Saturday, 3 December 2011

Vegan Coconut Cake

A while back I found a nice vegan clementine and cranberry muffin recipe by another Korean blogger. I had neither clementines nor cranberries, but I did have blueberries so I winged the recipe and made a blueberry muffin mix instead. I also do not have muffin pans, thus my muffin mix became a cake mix. Neither do I have cake pans -- I just have glass containers that are oven resistant. Any way, the small blueberry cake came out quite nice.

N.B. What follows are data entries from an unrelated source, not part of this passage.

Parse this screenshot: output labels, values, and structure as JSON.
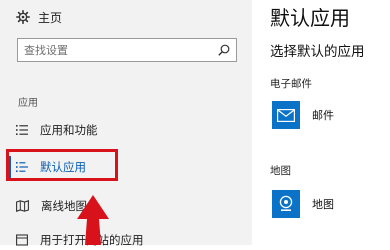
{
  "sidebar": {
    "home_label": "主页",
    "search_placeholder": "查找设置",
    "section_title": "应用",
    "items": [
      {
        "label": "应用和功能",
        "icon": "list-icon"
      },
      {
        "label": "默认应用",
        "icon": "default-apps-icon",
        "active": true
      },
      {
        "label": "离线地图",
        "icon": "map-icon"
      },
      {
        "label": "用于打开网站的应用",
        "icon": "web-app-icon"
      }
    ]
  },
  "main": {
    "title": "默认应用",
    "subtitle": "选择默认的应用",
    "categories": [
      {
        "label": "电子邮件",
        "app": "邮件",
        "icon": "mail-icon"
      },
      {
        "label": "地图",
        "app": "地图",
        "icon": "map-pin-icon"
      }
    ]
  },
  "colors": {
    "accent": "#0a5fb4",
    "app_tile": "#0a72c7",
    "highlight": "#d7121b",
    "sidebar_bg": "#f2f2f2"
  }
}
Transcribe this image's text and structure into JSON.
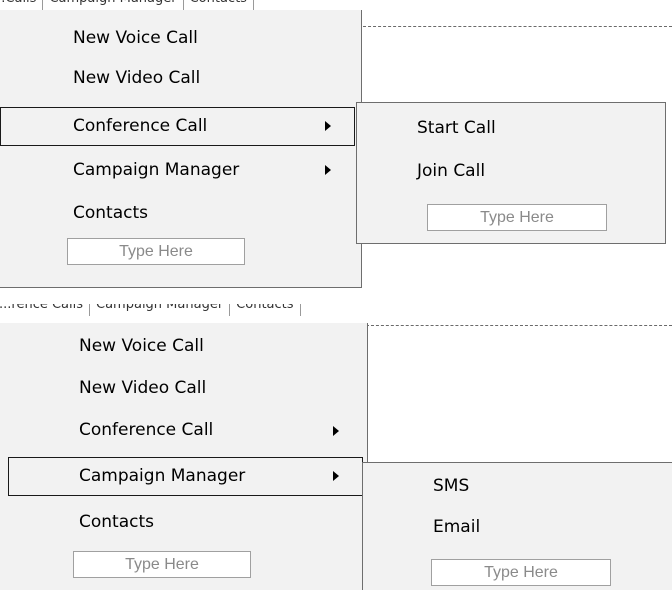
{
  "tab_strip_top": {
    "tabs": [
      "...Calls",
      "Campaign Manager",
      "Contacts"
    ]
  },
  "tab_strip_bottom": {
    "tabs": [
      "...rence Calls",
      "Campaign Manager",
      "Contacts"
    ]
  },
  "menu": {
    "items": [
      {
        "label": "New Voice Call"
      },
      {
        "label": "New Video Call"
      },
      {
        "label": "Conference Call"
      },
      {
        "label": "Campaign Manager"
      },
      {
        "label": "Contacts"
      }
    ],
    "type_here": "Type Here"
  },
  "conference_submenu": {
    "items": [
      {
        "label": "Start Call"
      },
      {
        "label": "Join Call"
      }
    ],
    "type_here": "Type Here"
  },
  "campaign_submenu": {
    "items": [
      {
        "label": "SMS"
      },
      {
        "label": "Email"
      }
    ],
    "type_here": "Type Here"
  }
}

Then I experimented with a chocolate-walnut cake. I had made walnut milk the night before so used that, with some crushed walnuts, and a couple of heaped table spoons of cocoa powder, to characterise the rest of the ingredients. When it came out of the oven I melted chocolate truffles over the top as the icing. It was absolutely deliciously decadent!

Vegan Coconut Cake
Today I decided to make a coconut cake. I wasn't sure how it would come out, but it came out surprisingly well, although I did have to bake it longer than the previous cakes I made. Luckily I kept tabs of the ingredients so I can share the recipe.

Dry ingredients:

2 cups of flour
1/2 a cup of coconut shreds
1/2 a cup of sugar
1/4 to 1/2 a teaspoon salt
1 teaspoon baking powder

Wet ingredients:

1 tin coconut milk (i.e. two cups)

Procedure:

Preheat the oven to 180 degrees Celcius.

Mix the dry ingredients together. Then add the coconut milk and mix well. Poor into a greased pan and bake for around 40 minutes, or until a testing utensil (e.g. knife -- I use a chopstick) comes out dry.

I topped my cake with condensed milk, but I'm sure you can find a vegan alternative instead.

It is not a very big cake. Maybe four big slices, so great for a small group of friends or a nuclear family.

Enjoy it with fruits and Rooibos tea!